# What are the subtypes of Cross Validation?

• Validation data set: The full data set is randomly partitioned into training and validation sets, where the former is used to build the model and the latter is reserved for evaluation after the model has been fit. This method is usually most appropriate to use on data sets that are large enough so that a fully representative validation set can be partitioned out of the original data set.
• K-fold cross validation: The full dataset is randomly partitioned into a number (k) of sub-datasets, or folds, where the model is trained on k-1 folds and evaluated on the kth fold. The evaluation metric is computed on the fold not used in training, and that value is stored. The process repeats until all k folds have been separately reserved for evaluation, or each observation is used one time in evaluation and trained on k-1 time. The overall model score is then determined by averaging the evaluation metric across all of the k folds. An illustration of k-fold cross validation when k=5 (5 and 10 are common choices for k) is shown below. M = (M1 + M2 + M3 + M4 + M5) / 5, where Mi is the stored evaluation metric computed over the validation fold on the ith partition of the data. Depending on the size and complexity of the data set, a single iteration of k-fold cross validation might be appropriate to assess the model’s performance. However, an extension called repeated k-fold cross validation allows for repetitions of the above process over multiple random shuffles of the data, which can further aid in reducing a model’s variance.

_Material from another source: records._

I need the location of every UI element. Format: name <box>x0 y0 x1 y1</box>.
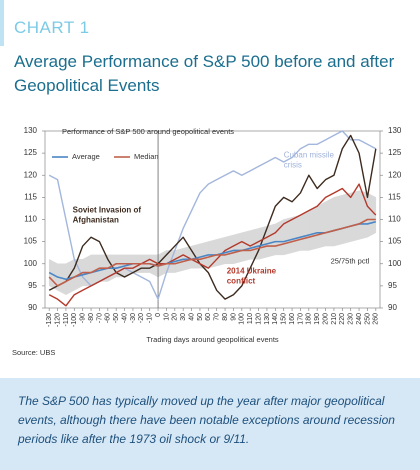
x-tick-label: 210 <box>331 313 338 325</box>
percentile-band <box>350 190 360 242</box>
y-tick-label: 110 <box>24 215 37 224</box>
x-tick-label: -80 <box>88 313 95 323</box>
y-tick-label: 120 <box>24 170 38 179</box>
x-tick-label: 110 <box>247 313 254 324</box>
percentile-band <box>233 232 243 265</box>
x-tick-label: 250 <box>364 313 371 325</box>
series-annotation: Cuban missile crisis <box>284 150 335 169</box>
y2-tick-label: 105 <box>388 237 402 246</box>
y2-tick-label: 100 <box>388 259 402 268</box>
series-line <box>48 218 376 287</box>
y-tick-label: 95 <box>28 281 37 290</box>
accent-strip <box>0 0 4 46</box>
percentile-band <box>333 194 343 247</box>
x-tick-label: 240 <box>356 313 363 325</box>
band-annotation: 25/75th pctl <box>331 257 370 266</box>
x-tick-label: 140 <box>272 313 279 325</box>
y-tick-label: 130 <box>24 126 38 135</box>
x-tick-label: -60 <box>105 313 112 323</box>
y-tick-label: 125 <box>24 148 38 157</box>
x-tick-label: 260 <box>373 313 380 325</box>
x-tick-label: 230 <box>348 313 355 325</box>
x-tick-label: 100 <box>239 313 246 325</box>
event-line <box>48 134 377 300</box>
series-annotation: Soviet Invasion of Afghanistan <box>73 206 142 225</box>
x-tick-label: 190 <box>314 313 321 325</box>
y-tick-label: 90 <box>28 303 37 312</box>
percentile-band <box>300 210 310 251</box>
x-tick-label: 200 <box>322 313 329 325</box>
chart-label: CHART 1 <box>14 18 90 37</box>
x-tick-label: 130 <box>264 313 271 325</box>
percentile-band <box>266 223 276 258</box>
annotation-line: 2014 Ukraine <box>227 266 277 275</box>
x-tick-label: -40 <box>121 313 128 323</box>
percentile-band <box>358 190 368 240</box>
x-tick-label: 220 <box>339 313 346 325</box>
x-tick-label: -90 <box>80 313 87 323</box>
x-tick-label: -70 <box>96 313 103 323</box>
x-tick-label: -20 <box>138 313 145 323</box>
annotation-line: conflict <box>227 276 256 285</box>
chart: Source: UBS 90 90 95 95 100 100 105 105 110 110 11… <box>12 126 402 357</box>
x-tick-label: 80 <box>222 313 229 321</box>
chart-title: Performance of S&P 500 around geopolitic… <box>62 127 234 136</box>
y2-tick-label: 95 <box>388 281 397 290</box>
percentile-band <box>342 192 351 245</box>
x-tick-label: 0 <box>155 313 162 317</box>
series-line <box>48 220 377 281</box>
y2-tick-label: 130 <box>388 126 402 135</box>
note: The S&P 500 has typically moved up the y… <box>0 378 420 470</box>
x-tick-label: 10 <box>163 313 170 321</box>
x-tick-label: -120 <box>54 313 61 327</box>
y2-tick-label: 110 <box>388 215 401 224</box>
annotation-line: Soviet Invasion of <box>73 206 142 215</box>
x-tick-label: 60 <box>205 313 212 321</box>
x-tick-label: 150 <box>281 313 288 325</box>
y2-tick-label: 90 <box>388 303 397 312</box>
series-annotation: 2014 Ukraine conflict <box>227 266 277 285</box>
x-tick-label: -100 <box>71 313 78 327</box>
event-line <box>48 183 377 307</box>
source: Source: UBS <box>12 348 55 357</box>
x-tick-label: 160 <box>289 313 296 325</box>
annotation-line: Cuban missile <box>284 150 335 159</box>
legend-label: Average <box>72 152 100 161</box>
x-tick-label: -50 <box>113 313 120 323</box>
percentile-band <box>367 192 377 238</box>
annotation-line: crisis <box>284 160 302 169</box>
y-tick-label: 105 <box>24 237 38 246</box>
legend-label: Median <box>134 152 159 161</box>
x-tick-label: 50 <box>197 313 204 321</box>
x-tick-label: 120 <box>255 313 262 325</box>
x-tick-label: 40 <box>188 313 195 321</box>
x-tick-label: -110 <box>63 313 70 327</box>
annotation-line: Afghanistan <box>73 216 119 225</box>
y-tick-label: 100 <box>24 259 38 268</box>
x-tick-label: 30 <box>180 313 187 321</box>
y-tick-label: 115 <box>24 192 37 201</box>
heading: Average Performance of S&P 500 before an… <box>14 52 395 95</box>
x-tick-label: 180 <box>306 313 313 325</box>
y2-tick-label: 120 <box>388 170 402 179</box>
x-tick-label: 170 <box>297 313 304 325</box>
x-tick-label: 90 <box>230 313 237 321</box>
x-tick-label: 70 <box>214 313 221 321</box>
y2-tick-label: 125 <box>388 148 402 157</box>
x-tick-label: -30 <box>130 313 137 323</box>
percentile-band <box>308 205 318 251</box>
x-tick-label: -10 <box>147 313 154 323</box>
x-axis-title: Trading days around geopolitical events <box>146 335 279 344</box>
percentile-band <box>291 214 301 254</box>
x-tick-label: -130 <box>46 313 53 327</box>
percentile-band <box>325 196 335 247</box>
y2-tick-label: 115 <box>388 192 401 201</box>
x-tick-label: 20 <box>172 313 179 321</box>
percentile-band <box>316 201 326 249</box>
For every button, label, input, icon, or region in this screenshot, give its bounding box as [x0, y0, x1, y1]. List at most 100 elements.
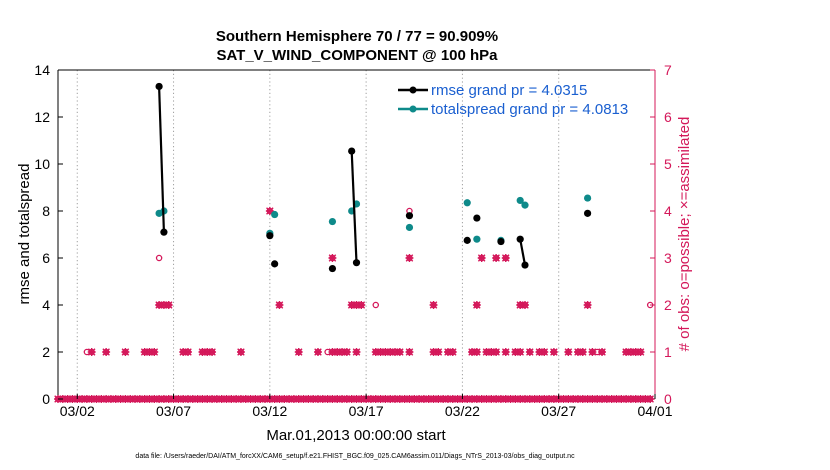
legend-spread-marker: [409, 105, 417, 113]
obs-assimilated-point: [434, 348, 443, 356]
obs-assimilated-point: [405, 395, 414, 403]
obs-assimilated-point: [236, 395, 245, 403]
legend-spread-label: totalspread grand pr = 4.0813: [431, 101, 628, 118]
rmse-point: [473, 214, 481, 222]
obs-assimilated-point: [328, 348, 337, 356]
obs-assimilated-point: [574, 348, 582, 356]
obs-assimilated-point: [275, 301, 284, 309]
obs-assimilated-point: [102, 395, 111, 403]
obs-assimilated-point: [333, 395, 342, 403]
obs-assimilated-point: [516, 348, 525, 356]
obs-assimilated-point: [636, 395, 645, 403]
obs-assimilated-point: [150, 348, 159, 356]
rmse-point: [328, 264, 337, 273]
obs-assimilated-point: [261, 395, 269, 403]
obs-assimilated-point: [434, 395, 443, 403]
obs-assimilated-point: [453, 395, 462, 403]
obs-assimilated-point: [246, 395, 255, 403]
obs-assimilated-point: [525, 395, 534, 403]
obs-assimilated-point: [352, 395, 361, 403]
legend-rmse-marker: [409, 86, 417, 94]
obs-assimilated-point: [371, 395, 380, 403]
obs-assimilated-point: [477, 254, 486, 262]
obs-assimilated-point: [583, 395, 592, 403]
y-right-tick-label: 3: [664, 250, 672, 266]
x-tick-label: 03/22: [445, 403, 480, 419]
obs-assimilated-point: [116, 395, 125, 403]
obs-assimilated-point: [588, 348, 597, 356]
obs-assimilated-point: [107, 395, 115, 403]
obs-assimilated-point: [564, 395, 573, 403]
obs-assimilated-point: [492, 395, 501, 403]
obs-assimilated-point: [468, 395, 477, 403]
obs-assimilated-point: [174, 395, 183, 403]
obs-possible-point: [372, 301, 380, 309]
obs-assimilated-point: [593, 395, 602, 403]
obs-assimilated-point: [381, 348, 390, 356]
obs-assimilated-point: [578, 348, 587, 356]
obs-assimilated-point: [304, 395, 313, 403]
obs-assimilated-point: [410, 395, 419, 403]
obs-assimilated-point: [347, 301, 356, 309]
obs-assimilated-point: [468, 348, 477, 356]
obs-assimilated-point: [265, 207, 274, 215]
obs-assimilated-point: [241, 395, 250, 403]
obs-assimilated-point: [140, 395, 149, 403]
obs-assimilated-point: [530, 395, 539, 403]
obs-assimilated-point: [159, 395, 168, 403]
obs-assimilated-point: [179, 395, 188, 403]
y-axis-label-right: # of obs: o=possible; ×=assimilated: [676, 117, 693, 352]
obs-assimilated-point: [87, 395, 96, 403]
legend-rmse-label: rmse grand pr = 4.0315: [431, 82, 587, 99]
obs-assimilated-point: [540, 348, 549, 356]
obs-assimilated-point: [472, 395, 481, 403]
rmse-point: [352, 259, 361, 267]
obs-assimilated-point: [521, 395, 529, 403]
obs-assimilated-point: [87, 348, 96, 356]
obs-assimilated-point: [342, 395, 351, 403]
x-tick-label: 03/12: [252, 403, 287, 419]
obs-assimilated-point: [477, 395, 486, 403]
obs-assimilated-point: [208, 348, 217, 356]
x-tick-label: 03/02: [60, 403, 95, 419]
y-tick-label: 10: [34, 156, 50, 172]
obs-assimilated-point: [232, 395, 241, 403]
obs-assimilated-point: [444, 348, 452, 356]
obs-assimilated-point: [395, 348, 404, 356]
chart-title: Southern Hemisphere 70 / 77 = 90.909%: [216, 28, 498, 45]
obs-assimilated-point: [448, 395, 457, 403]
obs-possible-point: [155, 254, 163, 262]
x-tick-label: 03/17: [349, 403, 384, 419]
obs-assimilated-point: [366, 395, 375, 403]
obs-assimilated-point: [184, 395, 192, 403]
obs-assimilated-point: [102, 348, 111, 356]
obs-assimilated-point: [501, 348, 510, 356]
obs-assimilated-point: [309, 395, 318, 403]
obs-assimilated-point: [482, 348, 491, 356]
obs-assimilated-point: [314, 395, 322, 403]
obs-assimilated-point: [535, 348, 544, 356]
rmse-point: [497, 237, 505, 246]
obs-assimilated-point: [145, 395, 154, 403]
rmse-point: [516, 235, 524, 243]
obs-assimilated-point: [294, 395, 303, 403]
obs-assimilated-point: [236, 348, 245, 356]
obs-assimilated-point: [549, 395, 558, 403]
obs-assimilated-point: [131, 395, 139, 403]
obs-assimilated-point: [256, 395, 265, 403]
obs-assimilated-point: [501, 395, 510, 403]
obs-assimilated-point: [376, 395, 385, 403]
obs-assimilated-point: [516, 395, 525, 403]
data-file-footnote: data file: /Users/raeder/DAI/ATM_forcXX/…: [135, 453, 575, 460]
obs-assimilated-point: [198, 395, 207, 403]
obs-assimilated-point: [535, 395, 544, 403]
obs-assimilated-point: [482, 395, 491, 403]
obs-assimilated-point: [391, 348, 399, 356]
obs-assimilated-point: [275, 395, 284, 403]
obs-assimilated-point: [338, 395, 347, 403]
obs-assimilated-point: [386, 395, 395, 403]
y-tick-label: 6: [42, 250, 50, 266]
totalspread-point: [328, 217, 337, 226]
obs-assimilated-point: [540, 395, 549, 403]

• Leave one out cross validation: This is a special case of k-fold cross validation in which the size of each fold is 1, meaning that in a data set of m observations, the model is trained on m-1 observations and then evaluated on the remaining mth record. Just as in k-fold cross validation, the process is repeated until each observation has been used in evaluation one time, and then the average error metric is computed across all m values. As this process requires training as many models as there are observations, it can be quite computationally expensive on large enough data sets.